Class method.

do_mpc.controller.MPC.set_objective(self, mterm=None, lterm=None)

Sets the objective of the optimal control problem (OCP). We introduce the following cost function:

\[J(x,u,z) = \sum_{k=0}^{N}\left(\underbrace{l(x_k,z_k,u_k,p_k,p_{\text{tv},k})}_{\text{lagrange term}} + \underbrace{\Delta u_k^T R \Delta u_k}_{\text{r-term}}\right) + \underbrace{m(x_{N+1})}_{\text{meyer term}}\]

which is applied to the discrete-time model AND the discretized continuous-time model.

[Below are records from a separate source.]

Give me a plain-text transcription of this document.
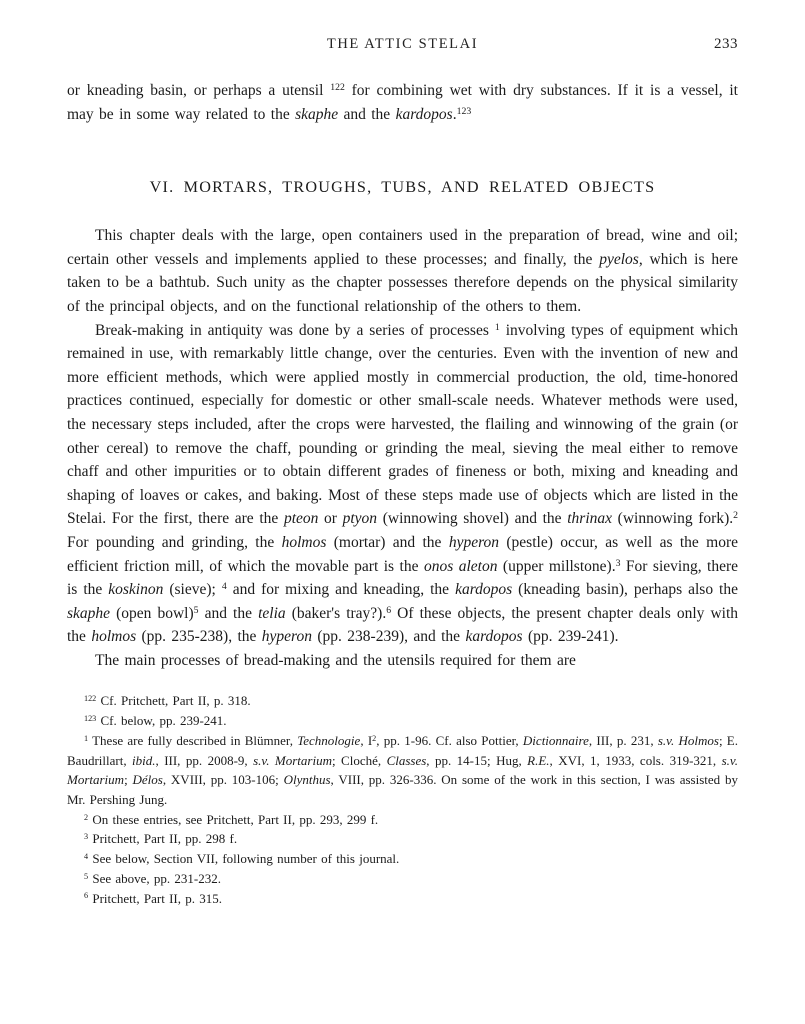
THE ATTIC STELAI	233

or kneading basin, or perhaps a utensil $^{122}$ for combining wet with dry substances. If it is a vessel, it may be in some way related to the skaphe and the kardopos.$^{123}$

VI. MORTARS, TROUGHS, TUBS, AND RELATED OBJECTS

This chapter deals with the large, open containers used in the preparation of bread, wine and oil; certain other vessels and implements applied to these processes; and finally, the pyelos, which is here taken to be a bathtub. Such unity as the chapter possesses therefore depends on the physical similarity of the principal objects, and on the functional relationship of the others to them.

Break-making in antiquity was done by a series of processes $^1$ involving types of equipment which remained in use, with remarkably little change, over the centuries. Even with the invention of new and more efficient methods, which were applied mostly in commercial production, the old, time-honored practices continued, especially for domestic or other small-scale needs. Whatever methods were used, the necessary steps included, after the crops were harvested, the flailing and winnowing of the grain (or other cereal) to remove the chaff, pounding or grinding the meal, sieving the meal either to remove chaff and other impurities or to obtain different grades of fineness or both, mixing and kneading and shaping of loaves or cakes, and baking. Most of these steps made use of objects which are listed in the Stelai. For the first, there are the pteon or ptyon (winnowing shovel) and the thrinax (winnowing fork).$^2$ For pounding and grinding, the holmos (mortar) and the hyperon (pestle) occur, as well as the more efficient friction mill, of which the movable part is the onos aleton (upper millstone).$^3$ For sieving, there is the koskinon (sieve); $^4$ and for mixing and kneading, the kardopos (kneading basin), perhaps also the skaphe (open bowl)$^5$ and the telia (baker's tray?).$^6$ Of these objects, the present chapter deals only with the holmos (pp. 235-238), the hyperon (pp. 238-239), and the kardopos (pp. 239-241).

The main processes of bread-making and the utensils required for them are

$^{122}$ Cf. Pritchett, Part II, p. 318.

$^{123}$ Cf. below, pp. 239-241.

$^1$ These are fully described in Blümner, Technologie, $I^2$, pp. 1-96. Cf. also Pottier, Dictionnaire, III, p. 231, s.v. Holmos; E. Baudrillart, ibid., III, pp. 2008-9, s.v. Mortarium; Cloché, Classes, pp. 14-15; Hug, R.E., XVI, 1, 1933, cols. 319-321, s.v. Mortarium; Délos, XVIII, pp. 103-106; Olynthus, VIII, pp. 326-336. On some of the work in this section, I was assisted by Mr. Pershing Jung.

$^2$ On these entries, see Pritchett, Part II, pp. 293, 299 f.

$^3$ Pritchett, Part II, pp. 298 f.

$^4$ See below, Section VII, following number of this journal.

$^5$ See above, pp. 231-232.

$^6$ Pritchett, Part II, p. 315.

For discretization we use orthogonal collocation on finite elements . The cost function is evaluated only on the first collocation point of each interval.

set_objective() is used to set the \(l(x_k,z_k,u_k,p_k,p_{\text{tv},k})\) (lterm) and \(m(x_{N+1})\) (mterm), where N is the prediction horizon. Please see set_rterm() for the penalization of the control inputs.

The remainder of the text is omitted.